Durante o trajeto, em meio a um deserto sertanejo encontraram um oásis. Era um açude circular muito azul, resistente às secas e provavelmente a última fonte de água perene, perante o hostil e ressequido sertão divisado no horizonte.

Atrás de uma grande rocha fizeram gigantescas “necessidades”, verdadeiras “Mesas de Walker”, eliminando todos os dejetos oriundos da estadia na Gula. Feito isso, lavaram com força suas vestimentas rasgadas e imundas, usando como sabão uma plantinha do mato muito espumante. Até que enfim mergulharam ávidos naquela água fria e deliciosa. Estavam no céu após tão infernal peregrinação e sem pressa se banharam durante quatorze horas ininterruptas, esquecendo compromissos e reuniões de negócios. Engelhados e tremendo dos pés à cabeça, vestiram as roupas secas e dormiram, ainda sem a comida não caçada, embaixo de um frondoso umbuzeiro.

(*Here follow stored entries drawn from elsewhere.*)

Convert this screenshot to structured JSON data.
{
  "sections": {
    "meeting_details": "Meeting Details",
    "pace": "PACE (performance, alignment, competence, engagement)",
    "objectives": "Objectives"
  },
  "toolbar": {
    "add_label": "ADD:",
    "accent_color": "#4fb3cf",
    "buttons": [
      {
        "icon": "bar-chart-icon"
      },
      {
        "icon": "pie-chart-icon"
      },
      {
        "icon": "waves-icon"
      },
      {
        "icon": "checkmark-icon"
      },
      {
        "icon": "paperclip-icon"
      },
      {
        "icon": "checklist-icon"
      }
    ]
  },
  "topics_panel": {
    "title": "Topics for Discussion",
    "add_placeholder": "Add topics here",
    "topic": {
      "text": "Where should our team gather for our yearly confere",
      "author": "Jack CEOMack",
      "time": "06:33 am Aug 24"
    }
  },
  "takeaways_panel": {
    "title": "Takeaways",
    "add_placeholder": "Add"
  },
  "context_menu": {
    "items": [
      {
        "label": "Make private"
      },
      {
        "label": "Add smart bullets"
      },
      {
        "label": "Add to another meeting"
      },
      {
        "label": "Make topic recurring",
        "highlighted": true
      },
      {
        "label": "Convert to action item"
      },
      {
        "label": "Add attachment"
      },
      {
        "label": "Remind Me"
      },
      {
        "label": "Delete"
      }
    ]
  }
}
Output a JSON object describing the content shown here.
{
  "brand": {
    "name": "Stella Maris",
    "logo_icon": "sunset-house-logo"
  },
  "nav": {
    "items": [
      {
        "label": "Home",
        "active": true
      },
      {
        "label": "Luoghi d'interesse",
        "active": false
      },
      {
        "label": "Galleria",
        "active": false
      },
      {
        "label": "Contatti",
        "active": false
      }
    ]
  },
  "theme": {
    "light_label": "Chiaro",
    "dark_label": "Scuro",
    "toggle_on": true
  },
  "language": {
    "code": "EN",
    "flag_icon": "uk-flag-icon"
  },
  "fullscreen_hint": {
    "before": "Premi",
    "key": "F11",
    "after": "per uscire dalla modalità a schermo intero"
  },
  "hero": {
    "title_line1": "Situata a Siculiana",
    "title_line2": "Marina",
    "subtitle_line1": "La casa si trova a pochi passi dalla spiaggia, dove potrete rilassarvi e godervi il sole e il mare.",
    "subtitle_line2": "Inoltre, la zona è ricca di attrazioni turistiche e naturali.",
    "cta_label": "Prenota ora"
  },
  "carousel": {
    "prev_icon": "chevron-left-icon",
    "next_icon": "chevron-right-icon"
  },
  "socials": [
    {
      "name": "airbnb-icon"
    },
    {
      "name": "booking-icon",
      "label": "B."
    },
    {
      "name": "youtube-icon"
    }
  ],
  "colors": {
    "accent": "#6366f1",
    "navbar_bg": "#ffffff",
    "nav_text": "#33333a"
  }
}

Amanheceram lá pelas nove já com a fome a mitigar-lhes suas entranhas. George, bem disposto, foi à caça com um tacape feito na hora, enquanto Boruja e Ogivanev foram pescar com anzóis rústicos feitos com um pedaço de arame encontrado no caminho. As linhas foram improvisadas com a fibra entrelaçada do agave, planta muito farta naquela região árida.

As primeiras tentativas de fisgar as suculentas traíras, abundantes naquelas águas, foram infrutíferas; porém após cento e quarenta e sete arremessos algo deu um violento puxão na vara de Boruja, quase o derrubando. Berrando, pediu ajuda a Ogivanev, enquanto o estranho peixe convidava ambos às profundezas do lago profundo.

Duas horas depois, numa luta heróica, a dupla exausta de pescadores retirarou daquelas águas uma carpa inacreditável. Pesava 66 quilos e media dois metros. Pasmos, sentaram-se na lama enquanto ela dava seus últimos pulos, já longe da beira.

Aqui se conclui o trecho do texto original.